TEL AVIV — The Israeli military said Wednesday that its archenemy Hamas, the militant Palestinian Islamist group that runs the Gaza Strip, used a series of fake Facebook accounts to connect with young recruits in an attempt to gain access to sensitive army information.
A senior intelligence officer, who could not be identified under Israeli army rules, told journalists that over the past few months, dozens of soldiers, mostly from combat units, were enticed into chatting with people they believed were young, attractive women in Israel and abroad.
Using Facebook as the main medium to engage the soldiers in intimate conversations, those running the fake accounts encouraged the soldiers to download a “chat” application to their cellphones.
The app, for both Android and iPhone, was used by Hamas to access vital data on the phones — contacts, personal text messages and photographs. The app also allowed Hamas operatives to listen to conversations and take covert photos, the officer said.
The officer said the army discovered the hack after several soldiers reported strangers attempting to befriend them on Facebook and lure them into intimate conversations. In one case, said the officer, a young Israeli woman discovered that her photo had been used in one of the fake Facebook accounts.
In a video released by the Israel Defense Forces, a soldier with his face blacked out said he had received a Facebook message from someone he believed was a young Israeli woman.
“She sent me a message on Facebook. We spoke a lot over a few days. She said she was a prison guard, and I told her I was in the army,” he said. “Then she asked me to download this chat app so that we could talk more. I downloaded it, but it did not work. I tried to reach her again on Facebook, but she didn’t answer.”
The soldier then described how the app was actually a gateway for Hamas into his life, collecting information about him and his activities in the army even when the phone was switched off.
Saying the information was “sensitive,” the army would not reveal any more key details of the hack, including how investigators ascertained that Hamas was behind it, or whether it emanated from Hamas operatives in Gaza or elsewhere. The intelligence officer also could not explain how those behind the scheme managed to carry out such intimate conversations, in colloquial, slang-filled Hebrew, without making grammatical mistakes.
“There is a lot of information that we cannot reveal because it is sensitive,” said the officer. “But we know it came from Hamas.”
He said the army managed to close down the fake accounts and contain the threat.
“So far, the damage is minimal, but we believe this could lead to great danger and compromise the army,” he said. “We decided the best way to deal with the threat is to raise awareness to the problem.”
The officer said the army is reevaluating social media guidelines for service members. He acknowledged, however, that because military service is mandatory for most Israelis at age 18, it is impossible to restrict social media use.

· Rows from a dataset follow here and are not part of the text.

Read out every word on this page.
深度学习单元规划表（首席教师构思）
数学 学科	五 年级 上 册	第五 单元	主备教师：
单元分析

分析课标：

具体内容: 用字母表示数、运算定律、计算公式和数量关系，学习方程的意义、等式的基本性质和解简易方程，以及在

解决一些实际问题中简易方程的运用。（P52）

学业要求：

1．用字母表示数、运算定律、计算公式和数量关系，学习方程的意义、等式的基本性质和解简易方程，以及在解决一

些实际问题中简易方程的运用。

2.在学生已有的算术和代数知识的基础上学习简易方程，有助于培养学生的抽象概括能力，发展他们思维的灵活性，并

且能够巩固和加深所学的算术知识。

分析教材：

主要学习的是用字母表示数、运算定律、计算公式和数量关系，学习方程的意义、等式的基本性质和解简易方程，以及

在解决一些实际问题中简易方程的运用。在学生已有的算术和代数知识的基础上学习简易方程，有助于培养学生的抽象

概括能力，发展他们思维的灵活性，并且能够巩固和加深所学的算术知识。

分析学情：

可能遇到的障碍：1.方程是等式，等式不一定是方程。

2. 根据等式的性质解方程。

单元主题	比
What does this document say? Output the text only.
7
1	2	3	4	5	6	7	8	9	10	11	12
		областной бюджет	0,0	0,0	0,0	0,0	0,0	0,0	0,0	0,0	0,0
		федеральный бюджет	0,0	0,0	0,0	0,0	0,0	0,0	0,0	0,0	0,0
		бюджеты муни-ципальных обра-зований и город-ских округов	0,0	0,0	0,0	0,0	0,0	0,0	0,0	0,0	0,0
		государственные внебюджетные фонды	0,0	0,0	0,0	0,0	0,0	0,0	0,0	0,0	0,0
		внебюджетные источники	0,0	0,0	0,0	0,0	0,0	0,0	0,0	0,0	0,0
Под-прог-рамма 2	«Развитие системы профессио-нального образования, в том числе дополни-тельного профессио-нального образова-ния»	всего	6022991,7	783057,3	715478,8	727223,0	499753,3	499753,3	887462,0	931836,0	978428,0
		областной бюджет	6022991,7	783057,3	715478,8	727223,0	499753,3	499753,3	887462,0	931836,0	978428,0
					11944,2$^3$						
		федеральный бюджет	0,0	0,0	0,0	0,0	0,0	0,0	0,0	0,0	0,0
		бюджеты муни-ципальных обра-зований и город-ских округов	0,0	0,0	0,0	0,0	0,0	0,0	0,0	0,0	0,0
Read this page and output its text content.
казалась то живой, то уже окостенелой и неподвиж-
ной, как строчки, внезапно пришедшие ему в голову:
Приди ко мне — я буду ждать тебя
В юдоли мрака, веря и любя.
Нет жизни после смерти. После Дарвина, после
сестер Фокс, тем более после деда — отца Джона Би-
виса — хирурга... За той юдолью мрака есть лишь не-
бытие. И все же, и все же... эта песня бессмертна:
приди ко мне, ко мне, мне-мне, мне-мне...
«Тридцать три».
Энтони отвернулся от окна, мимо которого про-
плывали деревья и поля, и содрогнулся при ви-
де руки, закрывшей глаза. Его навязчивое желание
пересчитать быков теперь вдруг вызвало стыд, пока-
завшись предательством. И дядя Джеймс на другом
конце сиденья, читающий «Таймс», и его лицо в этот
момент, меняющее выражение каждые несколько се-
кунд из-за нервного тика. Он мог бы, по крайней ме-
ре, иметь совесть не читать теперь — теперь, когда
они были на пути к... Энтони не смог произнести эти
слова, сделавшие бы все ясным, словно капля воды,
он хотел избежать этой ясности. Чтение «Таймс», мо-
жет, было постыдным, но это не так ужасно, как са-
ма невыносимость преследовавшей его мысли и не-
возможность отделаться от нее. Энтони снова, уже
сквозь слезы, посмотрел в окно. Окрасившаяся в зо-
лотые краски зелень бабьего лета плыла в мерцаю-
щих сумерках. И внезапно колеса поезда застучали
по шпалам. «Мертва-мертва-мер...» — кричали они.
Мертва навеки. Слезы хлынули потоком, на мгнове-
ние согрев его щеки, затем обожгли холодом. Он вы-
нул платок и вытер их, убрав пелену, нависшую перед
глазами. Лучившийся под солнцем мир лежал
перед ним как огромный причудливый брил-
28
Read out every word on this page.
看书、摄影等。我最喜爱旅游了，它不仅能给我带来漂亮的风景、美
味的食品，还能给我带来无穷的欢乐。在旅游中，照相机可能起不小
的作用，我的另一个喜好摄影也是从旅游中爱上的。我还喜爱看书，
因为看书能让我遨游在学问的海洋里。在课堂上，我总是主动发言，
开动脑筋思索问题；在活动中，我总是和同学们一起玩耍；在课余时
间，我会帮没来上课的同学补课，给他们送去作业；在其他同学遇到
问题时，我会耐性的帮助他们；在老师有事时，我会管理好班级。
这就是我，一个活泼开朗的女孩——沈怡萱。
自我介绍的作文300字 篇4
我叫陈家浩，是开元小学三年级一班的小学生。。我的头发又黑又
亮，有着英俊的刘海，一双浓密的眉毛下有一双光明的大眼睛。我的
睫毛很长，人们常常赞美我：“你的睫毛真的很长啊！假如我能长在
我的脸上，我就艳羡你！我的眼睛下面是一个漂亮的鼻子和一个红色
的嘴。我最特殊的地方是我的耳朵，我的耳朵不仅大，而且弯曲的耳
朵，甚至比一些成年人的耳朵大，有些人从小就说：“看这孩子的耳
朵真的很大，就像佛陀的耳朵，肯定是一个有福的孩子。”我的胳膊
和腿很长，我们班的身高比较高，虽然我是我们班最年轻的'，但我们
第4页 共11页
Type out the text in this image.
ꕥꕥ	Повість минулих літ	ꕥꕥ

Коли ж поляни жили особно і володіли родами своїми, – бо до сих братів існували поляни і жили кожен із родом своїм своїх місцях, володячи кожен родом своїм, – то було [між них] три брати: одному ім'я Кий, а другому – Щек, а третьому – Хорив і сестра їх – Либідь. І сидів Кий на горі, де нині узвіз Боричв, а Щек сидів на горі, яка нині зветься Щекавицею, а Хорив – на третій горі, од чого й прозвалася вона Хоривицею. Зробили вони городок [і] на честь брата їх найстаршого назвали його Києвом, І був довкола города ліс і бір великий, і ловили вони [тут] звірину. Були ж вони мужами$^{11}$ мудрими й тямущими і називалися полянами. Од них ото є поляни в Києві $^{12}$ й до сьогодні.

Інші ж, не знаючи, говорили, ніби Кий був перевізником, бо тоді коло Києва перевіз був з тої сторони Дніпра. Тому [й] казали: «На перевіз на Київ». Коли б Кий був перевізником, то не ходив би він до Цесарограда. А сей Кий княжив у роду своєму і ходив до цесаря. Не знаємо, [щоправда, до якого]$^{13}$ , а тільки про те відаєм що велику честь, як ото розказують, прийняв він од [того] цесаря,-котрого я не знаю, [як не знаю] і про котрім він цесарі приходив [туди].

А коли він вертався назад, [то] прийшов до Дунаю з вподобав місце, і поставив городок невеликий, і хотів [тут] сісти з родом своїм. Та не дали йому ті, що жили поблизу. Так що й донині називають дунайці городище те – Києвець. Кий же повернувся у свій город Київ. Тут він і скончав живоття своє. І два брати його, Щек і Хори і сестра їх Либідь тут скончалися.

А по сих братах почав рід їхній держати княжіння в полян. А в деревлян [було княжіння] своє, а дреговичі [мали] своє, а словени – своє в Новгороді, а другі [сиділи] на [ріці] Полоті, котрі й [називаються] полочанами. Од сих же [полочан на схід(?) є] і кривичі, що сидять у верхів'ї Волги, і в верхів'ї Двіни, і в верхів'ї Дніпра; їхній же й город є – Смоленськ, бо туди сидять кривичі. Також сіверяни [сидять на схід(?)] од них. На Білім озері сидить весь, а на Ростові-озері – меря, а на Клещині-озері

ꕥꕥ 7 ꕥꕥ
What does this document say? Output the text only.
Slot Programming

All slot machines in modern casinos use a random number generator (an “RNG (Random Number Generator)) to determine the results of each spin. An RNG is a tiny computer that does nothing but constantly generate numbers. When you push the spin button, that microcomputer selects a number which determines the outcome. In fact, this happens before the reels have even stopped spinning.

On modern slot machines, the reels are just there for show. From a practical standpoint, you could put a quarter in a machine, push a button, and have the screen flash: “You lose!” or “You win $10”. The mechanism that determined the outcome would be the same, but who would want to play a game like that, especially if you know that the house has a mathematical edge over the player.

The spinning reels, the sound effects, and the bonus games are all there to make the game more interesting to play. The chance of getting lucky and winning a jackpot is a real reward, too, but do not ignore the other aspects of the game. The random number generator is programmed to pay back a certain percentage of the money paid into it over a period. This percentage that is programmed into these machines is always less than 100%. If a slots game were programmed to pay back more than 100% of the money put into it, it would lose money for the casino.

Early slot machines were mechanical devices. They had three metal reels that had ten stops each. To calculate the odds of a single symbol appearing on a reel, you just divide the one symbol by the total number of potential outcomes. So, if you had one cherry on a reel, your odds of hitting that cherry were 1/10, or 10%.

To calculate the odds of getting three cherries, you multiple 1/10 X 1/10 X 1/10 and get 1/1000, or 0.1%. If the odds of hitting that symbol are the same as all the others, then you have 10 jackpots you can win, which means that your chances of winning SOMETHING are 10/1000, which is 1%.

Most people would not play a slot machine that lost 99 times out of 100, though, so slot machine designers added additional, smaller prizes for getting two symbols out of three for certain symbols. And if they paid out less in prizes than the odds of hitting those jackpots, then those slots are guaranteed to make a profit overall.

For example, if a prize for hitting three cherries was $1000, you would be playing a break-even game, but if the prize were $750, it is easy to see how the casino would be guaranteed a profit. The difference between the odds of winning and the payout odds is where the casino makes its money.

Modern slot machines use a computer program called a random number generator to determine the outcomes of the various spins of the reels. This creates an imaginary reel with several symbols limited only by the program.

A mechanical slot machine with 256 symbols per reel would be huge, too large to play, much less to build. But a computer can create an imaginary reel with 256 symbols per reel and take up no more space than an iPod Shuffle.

Israel has fought three wars with Hamas over the last eight years, the most recent in the summer of 2014. Hamas, which is considered a terrorist organization by both Israel and the United States, still holds the bodies of two Israeli soldiers killed during that war. Israel has the remains of 19 Hamas fighters.
Periodically, rockets are fired from Gaza into communities in southern Israel, and Israel responds with airstrikes. Skirmishes regularly break out along the border between Israel and the coastal enclave.
Hamas representatives in Gaza declined to respond to the Israeli army claims.